Dawn of the Age of the Robot
Robots will dominate the future. They will build an army of robots, and it will flourish like the internet and social media. Also, they will have influence over our wars and our daily lives (The second preposition shows that "wars" and "daily lives" are not related to each other). Furthermore, robots will replace workers, and (not joining independent clauses) create less work, and increase the unemployment rate (Better, shorter term). Robots calculate faster than humans can (This is already implied, but also, it has not been introduced yet). Moreover, they will create a new world of possibilities.
However, robots are already here. They can build entire (optional) buildings, thus reducing future costs (Once again, more consise and better wording), and they assist language teachers at their work. (Better to join similar sentences to avoid awkward wording). People worry about the future very vague, better to state exactly what it is) this, but we (Using first-person can be tricky) have to adapt to the (thse) new conditions we will get, just like as we have done likewise in the past (Repeating a lot of the same words). People have a bad perception of robots due to movies, but we are becoming more robotic every day.

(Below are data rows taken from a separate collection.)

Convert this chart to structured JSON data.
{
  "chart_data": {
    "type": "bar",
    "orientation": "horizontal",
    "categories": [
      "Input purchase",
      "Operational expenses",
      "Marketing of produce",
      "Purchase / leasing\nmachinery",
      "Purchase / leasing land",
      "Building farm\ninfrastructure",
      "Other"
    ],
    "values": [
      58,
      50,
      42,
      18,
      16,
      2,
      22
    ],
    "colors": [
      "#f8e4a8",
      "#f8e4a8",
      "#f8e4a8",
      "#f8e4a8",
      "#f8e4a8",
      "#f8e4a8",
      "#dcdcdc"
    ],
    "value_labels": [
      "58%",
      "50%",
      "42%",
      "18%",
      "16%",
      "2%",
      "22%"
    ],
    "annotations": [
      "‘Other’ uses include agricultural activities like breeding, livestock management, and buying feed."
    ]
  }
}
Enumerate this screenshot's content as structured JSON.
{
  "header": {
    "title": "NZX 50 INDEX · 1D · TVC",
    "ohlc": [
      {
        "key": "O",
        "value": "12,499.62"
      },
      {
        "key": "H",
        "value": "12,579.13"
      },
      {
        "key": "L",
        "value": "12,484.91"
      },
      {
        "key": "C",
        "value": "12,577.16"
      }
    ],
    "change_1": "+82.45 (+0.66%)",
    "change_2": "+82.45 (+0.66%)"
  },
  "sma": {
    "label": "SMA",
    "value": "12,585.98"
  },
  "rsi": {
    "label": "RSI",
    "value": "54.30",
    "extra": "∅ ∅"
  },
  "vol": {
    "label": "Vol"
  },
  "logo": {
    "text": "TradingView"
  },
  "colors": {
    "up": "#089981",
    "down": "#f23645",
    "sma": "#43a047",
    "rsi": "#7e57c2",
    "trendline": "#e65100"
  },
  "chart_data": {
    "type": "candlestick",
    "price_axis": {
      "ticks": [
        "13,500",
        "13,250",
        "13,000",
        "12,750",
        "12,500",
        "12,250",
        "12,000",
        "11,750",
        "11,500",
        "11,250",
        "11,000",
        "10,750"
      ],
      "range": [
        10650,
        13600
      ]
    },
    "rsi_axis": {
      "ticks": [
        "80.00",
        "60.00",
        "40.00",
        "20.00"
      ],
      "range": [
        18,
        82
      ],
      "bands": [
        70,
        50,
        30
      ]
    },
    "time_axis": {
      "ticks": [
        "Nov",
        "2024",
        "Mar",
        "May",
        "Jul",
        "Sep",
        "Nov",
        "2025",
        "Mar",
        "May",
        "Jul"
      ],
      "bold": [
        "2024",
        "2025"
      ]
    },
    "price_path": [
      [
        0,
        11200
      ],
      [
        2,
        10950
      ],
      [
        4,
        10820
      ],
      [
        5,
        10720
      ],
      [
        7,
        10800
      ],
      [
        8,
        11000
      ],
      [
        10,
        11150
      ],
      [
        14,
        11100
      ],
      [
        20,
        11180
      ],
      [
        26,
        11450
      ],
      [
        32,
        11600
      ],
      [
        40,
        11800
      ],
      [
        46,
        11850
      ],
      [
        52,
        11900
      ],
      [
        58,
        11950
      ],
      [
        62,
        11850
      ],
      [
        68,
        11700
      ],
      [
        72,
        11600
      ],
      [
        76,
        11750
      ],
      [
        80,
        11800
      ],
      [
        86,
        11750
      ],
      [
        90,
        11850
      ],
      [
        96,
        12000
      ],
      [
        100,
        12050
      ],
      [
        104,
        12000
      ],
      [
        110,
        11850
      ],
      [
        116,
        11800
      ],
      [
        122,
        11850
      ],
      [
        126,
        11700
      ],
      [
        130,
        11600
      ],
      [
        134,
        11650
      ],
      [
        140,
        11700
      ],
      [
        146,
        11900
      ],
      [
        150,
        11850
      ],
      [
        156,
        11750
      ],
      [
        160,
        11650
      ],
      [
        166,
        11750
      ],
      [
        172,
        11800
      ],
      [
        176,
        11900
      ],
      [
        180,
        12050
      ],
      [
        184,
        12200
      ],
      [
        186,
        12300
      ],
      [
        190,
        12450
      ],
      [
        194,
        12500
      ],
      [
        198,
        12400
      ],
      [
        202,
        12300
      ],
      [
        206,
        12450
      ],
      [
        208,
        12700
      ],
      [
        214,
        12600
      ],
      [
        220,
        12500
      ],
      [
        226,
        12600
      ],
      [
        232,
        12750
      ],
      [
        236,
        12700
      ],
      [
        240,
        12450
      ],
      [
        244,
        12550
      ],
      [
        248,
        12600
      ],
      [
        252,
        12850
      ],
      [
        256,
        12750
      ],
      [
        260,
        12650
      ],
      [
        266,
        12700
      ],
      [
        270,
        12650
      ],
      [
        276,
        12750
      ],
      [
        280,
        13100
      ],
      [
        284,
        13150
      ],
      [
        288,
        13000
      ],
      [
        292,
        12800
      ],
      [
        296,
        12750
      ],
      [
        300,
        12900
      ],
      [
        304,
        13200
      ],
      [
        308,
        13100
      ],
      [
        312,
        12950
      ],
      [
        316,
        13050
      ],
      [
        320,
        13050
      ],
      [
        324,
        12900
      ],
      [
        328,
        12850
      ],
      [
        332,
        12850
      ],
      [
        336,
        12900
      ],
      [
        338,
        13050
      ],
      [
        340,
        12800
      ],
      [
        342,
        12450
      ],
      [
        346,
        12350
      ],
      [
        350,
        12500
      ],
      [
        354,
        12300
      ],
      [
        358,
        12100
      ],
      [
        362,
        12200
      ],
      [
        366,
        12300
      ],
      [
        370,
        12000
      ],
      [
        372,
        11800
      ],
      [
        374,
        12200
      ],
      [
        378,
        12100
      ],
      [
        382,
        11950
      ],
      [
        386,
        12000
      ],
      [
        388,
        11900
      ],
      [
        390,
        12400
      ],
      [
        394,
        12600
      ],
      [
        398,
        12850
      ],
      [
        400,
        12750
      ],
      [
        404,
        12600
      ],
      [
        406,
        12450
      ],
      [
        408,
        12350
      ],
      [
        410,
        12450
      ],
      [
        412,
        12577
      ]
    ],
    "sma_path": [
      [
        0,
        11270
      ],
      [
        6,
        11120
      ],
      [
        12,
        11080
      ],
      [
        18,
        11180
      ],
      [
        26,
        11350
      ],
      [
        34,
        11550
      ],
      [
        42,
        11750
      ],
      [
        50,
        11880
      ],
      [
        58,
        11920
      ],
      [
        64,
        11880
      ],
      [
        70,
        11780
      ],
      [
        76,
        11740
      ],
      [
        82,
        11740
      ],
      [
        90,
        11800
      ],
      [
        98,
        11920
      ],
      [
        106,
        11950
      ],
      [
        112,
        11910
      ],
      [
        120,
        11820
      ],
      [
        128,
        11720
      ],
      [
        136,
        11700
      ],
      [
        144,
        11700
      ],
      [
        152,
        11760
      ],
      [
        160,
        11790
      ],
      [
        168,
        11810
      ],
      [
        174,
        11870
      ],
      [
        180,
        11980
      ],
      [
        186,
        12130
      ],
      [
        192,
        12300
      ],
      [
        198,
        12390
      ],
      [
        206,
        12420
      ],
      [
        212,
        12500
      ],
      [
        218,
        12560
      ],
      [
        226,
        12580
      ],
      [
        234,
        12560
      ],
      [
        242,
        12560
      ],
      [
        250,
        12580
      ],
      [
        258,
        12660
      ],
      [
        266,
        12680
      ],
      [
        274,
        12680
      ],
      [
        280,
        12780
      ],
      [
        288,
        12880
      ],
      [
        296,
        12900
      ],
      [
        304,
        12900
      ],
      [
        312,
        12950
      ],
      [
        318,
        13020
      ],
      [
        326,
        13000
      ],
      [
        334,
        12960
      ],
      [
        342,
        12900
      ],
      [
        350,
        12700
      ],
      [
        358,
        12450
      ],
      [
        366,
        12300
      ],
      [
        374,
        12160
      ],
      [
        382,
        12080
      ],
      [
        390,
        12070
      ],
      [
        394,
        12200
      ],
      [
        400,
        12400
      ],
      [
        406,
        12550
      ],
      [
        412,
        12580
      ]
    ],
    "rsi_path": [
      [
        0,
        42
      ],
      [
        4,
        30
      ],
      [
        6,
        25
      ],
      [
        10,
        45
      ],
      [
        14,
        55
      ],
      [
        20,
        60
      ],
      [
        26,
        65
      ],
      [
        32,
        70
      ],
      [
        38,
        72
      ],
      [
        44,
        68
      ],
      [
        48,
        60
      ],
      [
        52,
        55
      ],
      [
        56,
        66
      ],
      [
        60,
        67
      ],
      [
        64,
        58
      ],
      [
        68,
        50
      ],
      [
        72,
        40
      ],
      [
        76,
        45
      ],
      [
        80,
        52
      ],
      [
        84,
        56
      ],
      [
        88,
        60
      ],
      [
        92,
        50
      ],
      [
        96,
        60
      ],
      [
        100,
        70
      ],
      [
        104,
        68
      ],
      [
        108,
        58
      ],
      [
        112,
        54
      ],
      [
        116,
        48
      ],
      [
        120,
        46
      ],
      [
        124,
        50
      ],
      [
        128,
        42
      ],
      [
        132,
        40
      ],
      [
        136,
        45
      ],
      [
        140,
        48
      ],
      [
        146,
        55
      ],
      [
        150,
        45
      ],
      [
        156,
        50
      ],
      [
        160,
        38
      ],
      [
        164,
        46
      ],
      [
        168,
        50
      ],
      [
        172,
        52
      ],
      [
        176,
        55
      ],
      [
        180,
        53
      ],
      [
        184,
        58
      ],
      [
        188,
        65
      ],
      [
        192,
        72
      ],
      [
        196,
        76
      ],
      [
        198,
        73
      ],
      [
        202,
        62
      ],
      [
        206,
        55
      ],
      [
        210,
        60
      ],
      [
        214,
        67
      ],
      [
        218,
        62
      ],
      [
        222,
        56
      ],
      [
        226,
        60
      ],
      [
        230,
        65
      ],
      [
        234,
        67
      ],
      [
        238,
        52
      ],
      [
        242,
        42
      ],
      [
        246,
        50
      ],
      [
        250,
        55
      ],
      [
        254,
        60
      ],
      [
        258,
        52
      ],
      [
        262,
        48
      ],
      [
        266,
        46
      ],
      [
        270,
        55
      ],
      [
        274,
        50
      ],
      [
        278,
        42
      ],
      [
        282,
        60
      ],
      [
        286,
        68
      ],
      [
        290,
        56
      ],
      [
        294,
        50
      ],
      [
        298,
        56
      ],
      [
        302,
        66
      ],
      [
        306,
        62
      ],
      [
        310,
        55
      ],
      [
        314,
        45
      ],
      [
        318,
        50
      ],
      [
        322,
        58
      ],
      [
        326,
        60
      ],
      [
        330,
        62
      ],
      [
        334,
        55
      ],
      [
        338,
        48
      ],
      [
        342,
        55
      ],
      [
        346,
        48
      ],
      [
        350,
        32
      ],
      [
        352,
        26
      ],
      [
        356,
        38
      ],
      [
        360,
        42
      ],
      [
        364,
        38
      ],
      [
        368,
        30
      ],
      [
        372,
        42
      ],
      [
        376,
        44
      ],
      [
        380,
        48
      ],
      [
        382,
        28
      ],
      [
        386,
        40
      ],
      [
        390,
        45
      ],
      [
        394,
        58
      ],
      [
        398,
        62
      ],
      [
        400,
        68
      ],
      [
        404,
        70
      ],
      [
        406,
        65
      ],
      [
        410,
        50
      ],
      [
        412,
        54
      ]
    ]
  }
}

Regardless, advancements in robotic technology cannot be stopped. (Switched position to join common ideas) The question of is whether this technology will increase the rate of robot development of robots faster and faster, we will know in the future. (Very awkward and repetitive wording) The answer to this will be known in the future. (Optional) Today, however, (show shifting of ideas) we are being (tense) bombed by tons of ("bombed" already implies large amount) false (depending on your ideas, this is what you might have had in mind) information, which causes fear among and people get depressed and scared.
That's just my two cents, though the tenses and the commas are were in need of fixing.
Preparation for my English exam: Summary: Dawn of the age of the robot
I have to write a summary of this text http://www.guardian.co.uk/business/2010/dec/30/futurologist-predicts-age-of-robots .I already did a summary, but can you help me with the grammar, and the sentences I wrote. Also it would be nice if you could look up the article and correct my text.
Dawn of the Age of the Robot
Robots will dominate the future. They will build an army of robots, and it will flourish like the internet and the social media (no "the" because there are multiple social media platforms). Also, (comma after preposition) they will have influence over our wars and daily lives ("our" calls for plural). Furthermore, robots will replace workers, and create less work, and increase the rate of unemployment. Robots calculate faster than humans can. Moreover, they will create a new world of possibilities. However (don't start a sentence with "but"), robots are already here. They can build whole buildings, and reduce the costs in the future. Today, they assist language teachers at their work. People worry about the future, but we have to adapt to the new conditions we will get, just like we have done likewise in the past. The advancements in robotic technology cannot be stopped. People have a bad perception of robots due to from the movies, but we are becoming more robotic every day. The question of whether will the technology will increase the development of robots faster and faster, we will know in the future. Today, we are bombed by tons of information and people get depressed and scared. (the last sentence can be left out because it doesn't really relate to your paragraph.)